Метроленд - стр. 25
– Ты понимаешь, – как-то спросил я у Тони на большой перемене, когда мы поднялись на балкон для шестиклассников и прохлаждались там очень даже неконструктивно, – что мы с тобой тоже из поколения «рассерженных молодых людей»?
– Ага, и мне это нравится, хотя и бесит. – Его неизменная кривая улыбочка.
– И что, когда мы вырастем и состаримся, наши… племянники и племянницы спросят, что мы с тобой делали в эпоху Великих Рассерженных?
– Ну понятное дело: сердились.
– А тебе не кажется, что это какой-то бред, что мы в школе проходим Осборна[43] с дремучим Ранкастером? Я имею в виду, разве это не похоже на некую институционализацию?
– Это ты о чем?
– Ну, когда препятствуют бунту интеллигенции, вводя его в санкционированные государством рамки.
– И что?
– А то, что я вот сейчас подумал, может быть, настоящий бунтарский поступок – это как раз бездействие. Самодовольная самоуспокоенность.
– Все это умствование и схоластика, – хмыкнул Тони. – Подсчет числа ангелов на кончике иглы.
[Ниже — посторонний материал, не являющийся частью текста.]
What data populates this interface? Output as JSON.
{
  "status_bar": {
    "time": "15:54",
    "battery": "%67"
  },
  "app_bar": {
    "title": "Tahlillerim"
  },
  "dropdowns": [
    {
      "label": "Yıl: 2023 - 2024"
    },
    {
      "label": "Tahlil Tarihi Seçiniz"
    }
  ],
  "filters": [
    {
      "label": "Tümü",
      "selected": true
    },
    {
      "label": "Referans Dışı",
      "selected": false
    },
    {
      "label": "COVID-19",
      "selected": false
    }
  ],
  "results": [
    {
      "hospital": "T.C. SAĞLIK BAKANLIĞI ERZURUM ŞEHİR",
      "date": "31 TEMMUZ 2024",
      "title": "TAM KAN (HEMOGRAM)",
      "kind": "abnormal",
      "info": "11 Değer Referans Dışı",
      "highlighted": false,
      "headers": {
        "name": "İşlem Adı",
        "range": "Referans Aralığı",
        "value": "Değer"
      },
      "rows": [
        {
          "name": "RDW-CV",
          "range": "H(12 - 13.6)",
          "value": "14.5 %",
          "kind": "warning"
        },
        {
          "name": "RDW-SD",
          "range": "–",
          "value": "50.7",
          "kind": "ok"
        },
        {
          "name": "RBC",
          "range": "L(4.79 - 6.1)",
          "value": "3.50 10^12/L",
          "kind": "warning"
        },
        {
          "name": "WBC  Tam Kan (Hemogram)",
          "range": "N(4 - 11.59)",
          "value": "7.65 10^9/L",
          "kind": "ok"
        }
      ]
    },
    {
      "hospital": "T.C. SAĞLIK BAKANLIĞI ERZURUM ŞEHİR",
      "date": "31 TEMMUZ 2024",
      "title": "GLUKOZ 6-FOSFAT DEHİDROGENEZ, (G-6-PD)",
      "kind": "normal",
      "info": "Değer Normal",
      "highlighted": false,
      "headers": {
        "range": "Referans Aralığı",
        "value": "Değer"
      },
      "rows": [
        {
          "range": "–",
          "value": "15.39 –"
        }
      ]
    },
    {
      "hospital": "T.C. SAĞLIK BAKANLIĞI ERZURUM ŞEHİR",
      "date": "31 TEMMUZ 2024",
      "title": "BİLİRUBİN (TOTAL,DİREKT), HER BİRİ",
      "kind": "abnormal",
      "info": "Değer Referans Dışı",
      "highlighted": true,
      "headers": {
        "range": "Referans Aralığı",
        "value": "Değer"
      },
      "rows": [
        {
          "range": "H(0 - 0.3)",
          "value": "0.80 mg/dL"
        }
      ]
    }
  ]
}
Проблема в том, что ему было проще сердиться – у него было больше поводов и причин. Родители Тони (как мы с ним предполагали, частично из-за того, что им пришлось пережить в гетто) были: (а) набожными, (б) дисциплинированными, (в) бедными и (г) до безумия любили своего сына, каковая любовь была вся пропитана чувством собственности. Так что Тони, чтобы рассердиться, вовсе не требовалось напрягаться; ему достаточно было просто быть непочтительным сыном, который настаивает на своей независимости от родителей, транжирой, лодырем и раздолбаем, а также ярым агностиком – и вот вам, пожалуйста: сердитый молодой человек как он есть. Когда в прошлом году он случайно сломал дома дверную ручку, отец три недели не давал ему карманных денег. Подобные проявления были весьма полезны в плане поддержания духа сердитого. А у меня все было наоборот. Если я что-то ломал, грубил родителям или упрямился, мои папа с мамой – до неприличия терпимые люди – просто и доходчиво разъясняли мне, почему меня вдруг «понесло». («Это у тебя возрастное, Кристофер. Скоро пройдет».) Меня никогда не ругали. Помню, однажды я практиковался дома, отрабатывая боксерские удары, – сделал обманный выпад, неудачно впилил кулаком в стену и разбил пальцы в кровь. И что сделала моя матушка? Невозмутимо выдала мне йод и бинт.
Разумеется, мы понимали, что «Выжженная земля» еще далеко не все. Проницательные не по годам, мы с Тони как-то сразу прониклись мыслью, что одно только отрицание и неприятие мировоззрения и морали твоих родителей – это не более чем грубая реакция на уровне рефлексов. Точно так же, как богохульство подразумевает наличие веры, всеобъемлющее отрицание запретов подразумевает, что есть некая система ценностей, которая тебя не устраивает, но без которой ты бы не понял, что именно тебе не нравится в жизни. Вот почему мы могли жить с родителями, нисколько не поступаясь принципами. Мы изучали отрицательные примеры.